The institution that interested me most was the building where chemists were at work renewing the air supply of Atlantis--or, rather, the oxygen supply. Here, in a long hall dominated by great vats connected by pipes and wires reminding me vaguely of the distillery, a continual stream of water was being disintegrated by a process of electrolysis, the hydrogen being diverted to enter into various chemical compounds, with carbon nitrogen and other elements, the oxygen being released into the atmosphere to replace that consumed by respiration and combustion.
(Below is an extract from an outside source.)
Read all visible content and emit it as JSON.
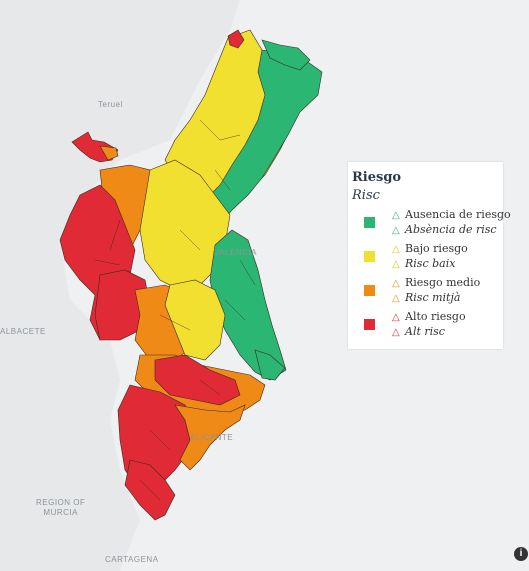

By means of the air-gauge, a finely adjusted apparatus whose index was a flame that varied in intensity with the amount of oxygen, chemists were able to determine how much of this vital gas was required at any specific time; but some oxygen had to be provided continually, for, large as Atlantis was, it was not so great that nature would preserve a balance and replace the oxygen that was consumed by that freed in the course of organic processes of plant life.

But if the Atlantean industries were arranged with a regard for the welfare and esthetic sensibilities of the people as a whole, scarcely less pains had been taken to insure the health and convenience of the workers. I will not speak of the safety devices, which had been so perfected that accidents were virtually unknown; I will not dwell upon the precautions to vary the monotony even of the two-or three-hour working day, to make possible individual initiative, to guard against fatigue and excessive strain, or to render the surroundings pleasant to the eye and mind. But what I must mention, because it impressed me as unique, is the fact that the workers were housed in dwellings not less imposing than the most stately city homes. The road took us through half a dozen villages reserved for the factory workers; and each of these seemed to be in itself a work of art, with many-columned residences, arches and marble portals and connecting colonnades, flowered parks and statuary and fountains, all co-ordinated in a tasteful and elegant design.